The medical sector has noticed sluggish growth and millions of dollars are lost every year to medical tourism in countries like India, South Africa, Australia etcetera. Zimbabwe’s private health sector has stood tall and firm to defend the country, especially during the peak of COVID-19 when public health institutions were grossly incapacitated. Everyone became a soldier, displaying sharp-stabbing spears that threatened COVID-19 itself. The end result was a clear victory against one of the most dreaded viruses of the century.

The diligence exhibited by medical practitioners deserves special mention. It was unfortunate to lose a good number of practitioners in their line of duty. The level of medical unity which arose during the COVID-19 peak shows why wars are easily won when all the fighters have conspicuous shared values.

Private medical practitioners have faced insurmountable problems in their areas of practice and the braggadocio exhibited by some of the players is nauseating.
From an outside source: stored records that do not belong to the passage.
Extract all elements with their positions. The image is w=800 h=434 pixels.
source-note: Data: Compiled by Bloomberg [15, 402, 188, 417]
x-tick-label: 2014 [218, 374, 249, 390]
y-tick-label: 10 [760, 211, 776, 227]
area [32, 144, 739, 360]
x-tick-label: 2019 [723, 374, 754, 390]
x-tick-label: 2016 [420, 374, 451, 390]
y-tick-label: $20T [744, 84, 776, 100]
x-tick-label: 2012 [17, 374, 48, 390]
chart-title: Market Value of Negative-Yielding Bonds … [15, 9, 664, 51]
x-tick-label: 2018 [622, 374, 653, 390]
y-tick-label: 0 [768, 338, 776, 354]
There are too many illogical rules that are thrown into the medical fray.

Many medical practitioners have faced problems with medical aid societies, respective councils and municipalities who in many instances want to portray a super-hero syndrome. It is not a secret that the supreme health authority is the Health Professions Authority (HPA) is supposed to coordinate and integrate the functioning and operations of the health professions and at the same time ensuring the provision and promotion of the enhancement of efficient professional services by members of the health professions.

For any medical institution to open doors, the HPA should carry out thorough inspections and if there are some issues to be attended to, the practitioner in charge is notified so that there is a robust redress.

HPA is the most respected body in medical practice. The most annoying thing is that after one is licensed by the supreme authority, the Association of Health Funders of Zimbabwe (AHFoZ), needs to carry out another inspection to ascertain the suitability of the health facility in the name of grading the institutions.

Practitioners have been vilified left, right and centre and one wonders who wields more power between the regulatory authority or the association of health funders? The same medical aid societies flout payment regulations willy-nilly, some going for as long as six months without paying service providers. There are some medical aid societies that are chronically in the intensive care unit, yet they get their licences every year.

Some medical aid societies have been facing a myriad of payment challenges since time immemorial. A faltering business should have a turnaround strategy and it is flabbergasting why these medical aid societies remain a nemesis despite all the cries from the service providers.

Some councils have been giving intolerable misery to practitioners, tormenting private practitioners on the completion of Food Handlers forms.

Some councils have illegally fought to maintain dominance on the issue of certification of food handlers by strangulating private health practitioners. Instrument 41 of 1994 Public Health (Medical Examinations) (Food Handlers) Order 1994 states in section 3 that no person shall employ and no person shall undertake employment as a food handler unless he has been certified by a medical practitioner registered as such under the Health Professions Act to be free from Typhoid, Enteric fever and any other infectious diseases. 

From this clause, a medical practitioner can be any medical practitioner, be they from the public or private sector. Why then do certain councils or municipalities terrorise private practitioners for certifying food handlers? Is it that the directors of health are above the law? Councils should remember that practitioners pay their licences for their practices and no one should monopolise such processes!

Practitioners should unite against unnecessary and wanton aggression by too many referees who make private practice unpalatable. The laws of the land should be respected!

  • Johannes Marisa is president of the Medical and Dental Private Practitioners Association of Zimbabwe. He writes here in his personal capacity.